Wodehouse discussed ideas used for the character of Stilton Cheesewright in a letter he wrote to his friend William "Bill" Townend. In the letter, dated 6 April 1940, Wodehouse asked Townend if it were possible for a young peer to become a country policeman with the idea that he could later get into Scotland Yard. Wodehouse stated that the character "has got to be a policeman, because Bertie pinches his uniform in order to go to a fancy dress dance, at which it is vital for him to be present as he has no other costume".

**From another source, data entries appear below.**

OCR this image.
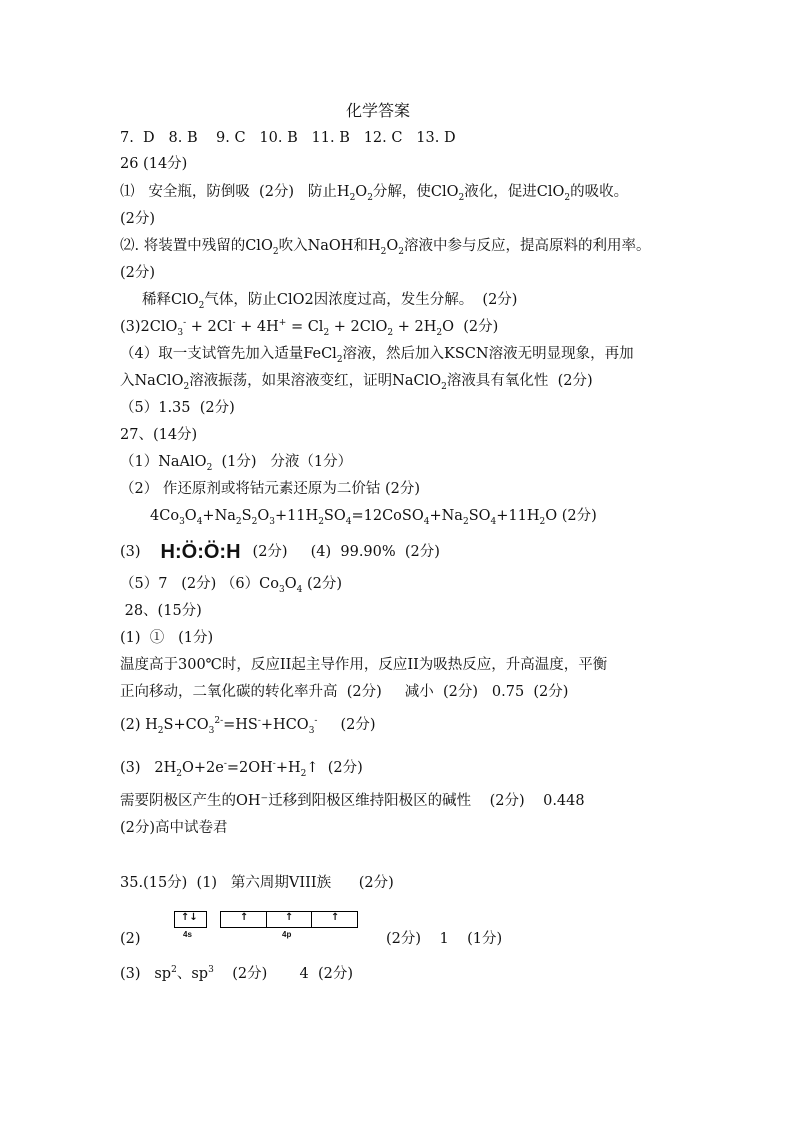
化学答案
7.  D   8. B    9. C   10. B   11. B   12. C   13. D
26 (14分)
⑴   安全瓶，防倒吸  (2分)   防止$H_2O_2$分解，使ClO$_2$液化，促进ClO$_2$的吸收。
(2分)
⑵. 将装置中残留的ClO$_2$吹入NaOH和$H_2O_2$溶液中参与反应，提高原料的利用率。
(2分)
稀释ClO$_2$气体，防止ClO2因浓度过高，发生分解。  (2分)
$(3)2ClO_3^- + 2Cl^- + 4H^+ = Cl_2 + 2ClO_2 + 2H_2O$  (2分)
（4）取一支试管先加入适量FeCl$_2$溶液，然后加入KSCN溶液无明显现象，再加
入NaClO$_2$溶液振荡，如果溶液变红，证明NaClO$_2$溶液具有氧化性  (2分)
（5）1.35  (2分)
27、(14分)
（1）NaAlO$_2$  (1分)   分液（1分）
（2） 作还原剂或将钴元素还原为二价钴 (2分)
$4Co_3O_4+Na_2S_2O_3+11H_2SO_4=12CoSO_4+Na_2SO_4+11H_2O$ (2分)
(3) H:Ö:Ö:H (2分)     (4)  99.90%  (2分)
（5）7   (2分) $(6)Co_3O_4$ (2分)
28、(15分)
(1)  ①   (1分)
温度高于300℃时，反应II起主导作用，反应II为吸热反应，升高温度，平衡
正向移动，二氧化碳的转化率升高  (2分)     减小  (2分)   0.75  (2分)
(2) $H_2S+CO_3^{2-}=HS^-+HCO_3^-$     (2分)
(3)   $2H_2O+2e^-=2OH^-+H_2↑$  (2分)
需要阴极区产生的OH⁻迁移到阳极区维持阳极区的碱性    (2分)    0.448
(2分)高中试卷君
35.(15分)  (1)   第六周期VIII族      (2分)
(2)
↑↓	↑	↑	↑
4s	4p	(2分)    1    (1分)
(3)   $sp^2$、$sp^3$    (2分)       4  (2分)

Joy in the Morning was written with elements of England from the early twentieth century, as with the other Jeeves stories, despite being published in 1946. In a letter to Townend, dated 7 March 1946, Wodehouse wondered how this aspect of the novel would be received, but noted optimistically that "my stuff has been out of date since 1914, and nobody has seemed to mind". Wodehouse discussed the same subject in a letter written on 10 April 1946 to writer Compton Mackenzie. In that letter, Wodehouse wrote that his newest novels, including Joy in the Morning, were "definitely historical novels now, as they all deal with a life in which country houses flourish and butlers flit to and fro. I'm hoping that people, in America at any rate, will overlook the fact that they are completely out of date and accept them for their entertainment value. I think they're all pretty funny, but, my gosh, how obsolete!".

==Publication history==
The first American edition of Joy in the Morning included illustrations by Paul Galdone, who also illustrated the dust wrapper.

==Reception==
- The New York Times Book Review (25 August 1946): "Massively plotted, perfunctorily motivated, exquisitely characterized, written in a pleasingly mannered (if not downright euphuistic) prose—one can in the end say no more than that about it, and that much is true of any Wodehouse book. … Maybe Wodehouse uses the same plot over and over again. Whatever he does, it's moderately wonderful, a ray of pale English sunshine in a gray world". The review also comments on the controversy surrounding Wodehouse's wartime broadcasts: "There is, of course, the question of Mr. Wodehouse's 'war guilt.' Upon mature post-war reflection, it turned out to be about equal to the war guilt of the dachshunds which were stoned by super-heated patriots during World War I".
- In his book Wodehouse at Work (1961), Richard Usborne states that Joy in the Morning was perhaps the best of the author's books: "If I had to pick one as his happiest, best constructed and most jewel-encrusted, I'd say Joy in the Morning".
- Frances Donaldson, in her biography of Wodehouse, published in 1982, did not rate the book as highly as Usborne did, considering that some of Wodehouse's other novels, including the Jeeves-Wooster stories Right Ho, Jeeves and The Mating Season, were superior.
- In his 2004 biography of Wodehouse, Robert McCrum states that Joy in the Morning is "thought by a fervent minority to be his masterpiece".
- Raymond Sokolov, The Wall Street Journal (17 May 2013): "With his feckless Bertie Wooster and his omniscient man's man Jeeves at the center of the sublime foolery, Wodehouse, in novel after novel, just kept on letting us smile at a world of privilege and big houses, upstairs and downstairs going gently topsy-turvy. "Joy" is the story of a country weekend from hell at Steeple Bumpleigh. Engagements crumble, jewelry is mislaid, tempers are lost, drinks drunk. Jeeves saves the day, really he saves the world and now has time to read the latest scholarly edition of Spinoza".

==Adaptations==
===Television===
The story was adapted into the Jeeves and Wooster episode "Lady Florence Craye Arrives in New York" which first aired on 23 May 1993.

===Radio===
Joy in the Morning was adapted for radio in 1978 as part of the BBC series What Ho! Jeeves starring Michael Hordern as Jeeves and Richard Briers as Bertie Wooster.